Pedal Power

I’ve been reading a little bit today about pedal power being used as an electrical and mechanical power source.  It’s actually a little sad that this area of technology hasn’t advanced significantly in a hundred years.  All the major leaps we’ve made and we left pedal power behind.

There are a handful of people dedicated to innovating and finding practical uses for pedal power in a modern world.  They’ve come up with some pretty cool stuff, remarkably similar to old human powered machines our great-great-grandparents might have used.

Click the picture to go to gizmag.com and read more about this design, called R2B2, by German designer Christoph Thetard.

Maybe I’ll write a post sometime about some of the human power tools in use and under development.

One Man’s Trash…

Yesterday was the annual Route 11 Yard Crawl, so named because we could have crawled through peoples’ yards faster than we drove down Route 11.  Hundreds of yard sales were set up along the 50 mile stretch, selling everything from antique froes to Michael Jackson cassettes.

We set out with a full tank of gas and a pocket full of twenties after dropping the kids off with Bethany’s mom.  The Yard Crawl is serious business and no place for children!  Along the way we picked up a nice washing machine, a hand cranked food slicer, a handful of files, and some “kitchen stuff.”  All for under $50.

The washing machine has replaced the old free washing machine that didn’t get things clean any more.  The old machine will become the new chicken plucker, once my rubber plucker fingers arrive.  I’ll be detailing the construction of that project in a later post.

I tested the food slicer this morning by slicing a roast to make jerky.  It worked well, although I can certainly see why the electric models are more popular.  It’s a job for three hands.  We’ll see how my jerky turns out after being marinated in the contents of three bottles pulled at random from the fridge and a dozen or so spices picked blindly from the cabinet.

I always wished I had a better set of files but wasn’t willing to pay the typical prices for them.  Yesterday I bought 8 Nicholson files for $3 from some people who had no idea what they were worth.  Now I have a fairly complete set to work with and no excuse for dull tools.

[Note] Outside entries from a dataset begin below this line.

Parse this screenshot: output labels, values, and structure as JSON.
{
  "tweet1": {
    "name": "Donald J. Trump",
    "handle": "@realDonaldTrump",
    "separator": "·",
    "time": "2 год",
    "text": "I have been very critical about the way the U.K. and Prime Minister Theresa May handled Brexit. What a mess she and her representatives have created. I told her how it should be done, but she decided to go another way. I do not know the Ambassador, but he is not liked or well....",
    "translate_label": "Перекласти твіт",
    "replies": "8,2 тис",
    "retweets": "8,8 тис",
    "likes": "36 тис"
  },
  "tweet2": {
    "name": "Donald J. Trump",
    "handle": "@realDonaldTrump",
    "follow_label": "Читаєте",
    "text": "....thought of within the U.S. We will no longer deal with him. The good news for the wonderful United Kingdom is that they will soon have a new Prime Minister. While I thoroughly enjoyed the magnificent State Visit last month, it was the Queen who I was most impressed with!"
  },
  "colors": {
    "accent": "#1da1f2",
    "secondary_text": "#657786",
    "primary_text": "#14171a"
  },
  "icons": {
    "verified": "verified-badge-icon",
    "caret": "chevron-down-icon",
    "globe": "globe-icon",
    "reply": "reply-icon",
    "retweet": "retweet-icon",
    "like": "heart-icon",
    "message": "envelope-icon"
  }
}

We looked at a meat grinder for $65, but didn’t buy it, thinking we could find it cheaper online.  Boy were we wrong!  We’re kicking ourselves now for missing that chance.  That led to pricing grinders and packaging supplies and we realized that we could break even by grinding beef ourselves for just one year instead of paying to have it ground.  We’ll most likely end up paying the extra money to buy one now that we’ve started thinking about it.

We don’t have anything against electricity and power tools, but we try to keep in mind that there’s no promise of always having a consistent power supply.  I started thinking today about modifying an old exercise bike to power some things like a meat grinder, food slicer, grain mill, and bench grinder, then remembered the old bike that has been sitting in front of the Old Mill next door, where everything is for sale – for a price.  I walked down to look, and what do you know, the bike was gone.  It won’t be as simple as I had hoped, but I’ll scrounge one up somewhere.